Cela m’étonnerait fort que toutes celles et ceux qui ont sué sang et eau sous le soleil de l’été 40 et sous les rafales de mitrailleuses des Stukas, aient éprouvé ce titillement de l’esprit et de l’âme, d’autant plus que pour les survivants, cette débâcle s’acheva par un cinglant camouflet, celui de voir Paris déclarée « ville ouverte ». Formule putassière consacrée, et qui de fait voila pudiquement l’évidence : la cession d’une ville morte, vidée de ses ouailles, à un envahisseur qui allait y sévir pendant quelques cinq ans.
Dans une fresque hallucinée et hallucinante, Slocombe met en scène la semaine apocalyptique – du lundi 10 juin au lundi 17 juin 1940 – qui précéda cette « passation des pouvoirs en souplesse » et durant laquelle des millions de Français, de Belges, de Hollandais et de Luxembourgeois se lancèrent, toutes classes sociales et générations confondues, dans un bordel ubuesque sur les routes de France, en direction du Sud. En voiture – de la plus luxueuse comme cette Studebaker 3C Président Eight 1937, un véhicule coûteux qu’il fallait faire venir spécialement des États-Unis, propriété des Perret, famille de la haute bourgeoisie parisienne, ladite voiture bourrée de bijoux, de fourrures, d’argenterie, de valeurs bancaires, de linge brodé aux initiales familiales, de grands crus, de champagne et de provisions de bouche, etc. – jusqu’au corbillard, en passant par la charrette tirée par des bœufs ou des chevaux, la bicyclette ou tout simplement, à pied. Emportant avec eux, tels des escargots, leurs biens, leurs souvenirs et leurs désabusements, tous fuyaient devant l’avance inexorable de l’ennemi.
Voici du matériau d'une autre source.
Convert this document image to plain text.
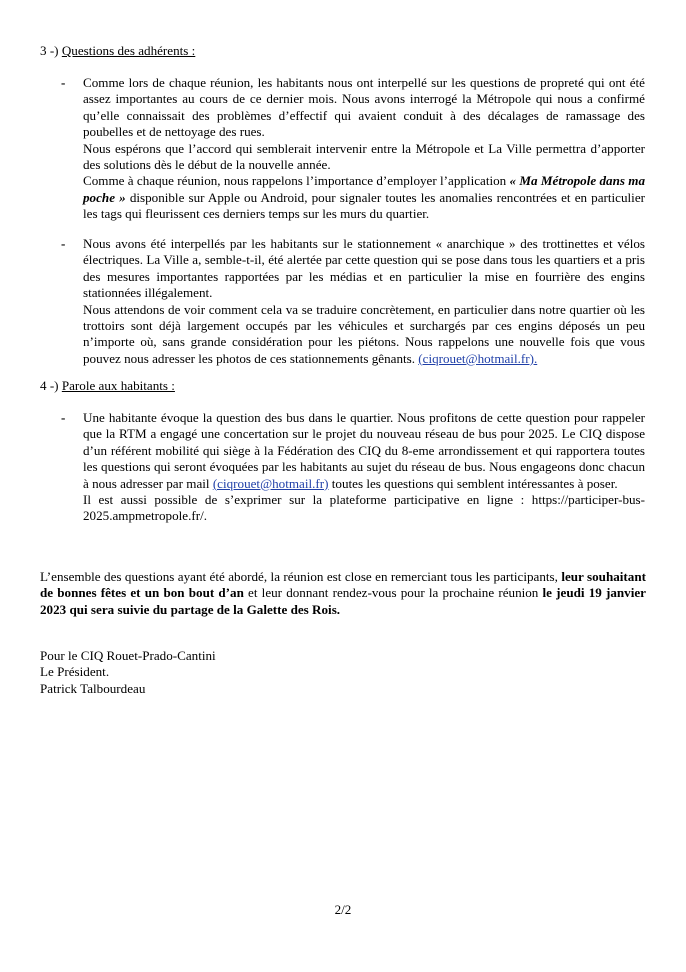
3 -) Questions des adhérents :
- Comme lors de chaque réunion, les habitants nous ont interpellé sur les questions de propreté qui ont été assez importantes au cours de ce dernier mois. Nous avons interrogé la Métropole qui nous a confirmé qu’elle connaissait des problèmes d’effectif qui avaient conduit à des décalages de ramassage des poubelles et de nettoyage des rues.

Nous espérons que l’accord qui semblerait intervenir entre la Métropole et La Ville permettra d’apporter des solutions dès le début de la nouvelle année.

Comme à chaque réunion, nous rappelons l’importance d’employer l’application « Ma Métropole dans ma poche » disponible sur Apple ou Android, pour signaler toutes les anomalies rencontrées et en particulier les tags qui fleurissent ces derniers temps sur les murs du quartier.

- Nous avons été interpellés par les habitants sur le stationnement « anarchique » des trottinettes et vélos électriques. La Ville a, semble-t-il, été alertée par cette question qui se pose dans tous les quartiers et a pris des mesures importantes rapportées par les médias et en particulier la mise en fourrière des engins stationnées illégalement.

Nous attendons de voir comment cela va se traduire concrètement, en particulier dans notre quartier où les trottoirs sont déjà largement occupés par les véhicules et surchargés par ces engins déposés un peu n’importe où, sans grande considération pour les piétons. Nous rappelons une nouvelle fois que vous pouvez nous adresser les photos de ces stationnements gênants. (ciqrouet@hotmail.fr).

4 -) Parole aux habitants :
- Une habitante évoque la question des bus dans le quartier. Nous profitons de cette question pour rappeler que la RTM a engagé une concertation sur le projet du nouveau réseau de bus pour 2025. Le CIQ dispose d’un référent mobilité qui siège à la Fédération des CIQ du 8-eme arrondissement et qui rapportera toutes les questions qui seront évoquées par les habitants au sujet du réseau de bus. Nous engageons donc chacun à nous adresser par mail (ciqrouet@hotmail.fr) toutes les questions qui semblent intéressantes à poser.

Il est aussi possible de s’exprimer sur la plateforme participative en ligne : https://participer-bus-2025.ampmetropole.fr/.

L’ensemble des questions ayant été abordé, la réunion est close en remerciant tous les participants, leur souhaitant de bonnes fêtes et un bon bout d’an et leur donnant rendez-vous pour la prochaine réunion le jeudi 19 janvier 2023 qui sera suivie du partage de la Galette des Rois.

Pour le CIQ Rouet-Prado-Cantini
Le Président.
Patrick Talbourdeau
2/2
La peur boostant leur instinct de conservation, la plupart de nos concitoyens, plus passifs alors que pacifiques, marcha parfois jusqu’à l’épuisement, la soif et la faim au ventre, assommés de fatigue, la mort aux trousses et éparpillée sur la route, corps démantelés, chevaux éventrés ou ballonnés comme des outres, vaches aux pis gonflés meuglant de douleur. Peut-être espéraient-ils retarder le moment fatidique où ceux qui font et défont le monde leur apprendrait à quelle sauce ils allaient être mangés.
Je ne vais pas vous effeuiller ce récit excellemment documenté où le style de Slocombe habille fort bien les descriptions et campe à merveille les particularités de chaque personnage, réel ou fictif, jusque dans la spécificité du vocabulaire de cette époque. Par contre, je pourrais me contenter de la sotte formule « La Débâcle ! un livre dont vous ne sortirez pas indemne » et le « il ne m’a pas emballé », flanqué d’un échantillon de ressenti et du résumé officiel. Mais ce n’est pas mon truc ! Chroniquer un tel ouvrage n’est pas chose simple… Du moins pour moi. D’une part, sa lecture n’a suscité en moi aucune tornade émotionnelle (soyons juste, Mounette la jeune domestique et Hortense Gutkind que l’on retrouve dans Sardoski et l’Ange du péché… Si. Un peu). Ce sentiment étant subjectif, je ne m’y attarderai pas. D’autre part, et je le dis sans prétention, elle ne m’a rien appris que je ne sache déjà. Et pourtant, La Débâcle me pose question.
A qui diable s’adresse ce bouquin ?
Si c’est dans le but indispensable et fort honorable de transmettre à un jeune lectorat, une mémoire qui se barre en couille si l’on en juge les selfies dézingués que beaucoup prennent en se marrant à Auschwitz, c’est loupé. De même, je doute fort que les trentenaires accros aux jeux vidéos s’y intéressent, vu que l’Histoire n’a de sens pour eux que dans sa projection visuelle futuriste, souvent belliqueuse d’ailleurs. Oublions le lectorat qui s’infuse des thrillers hémoglobineux ou des romances à quatre sous, comme d’autres se font des lignes de coke pour s’éclipser du réel. Rayés également de la liste celles et ceux qui n’ouvrent jamais un bouquin… une évidence ! ou pour qui l’Histoire est un truc de vieux !
Qui est donc alors susceptible de lire ce livre ?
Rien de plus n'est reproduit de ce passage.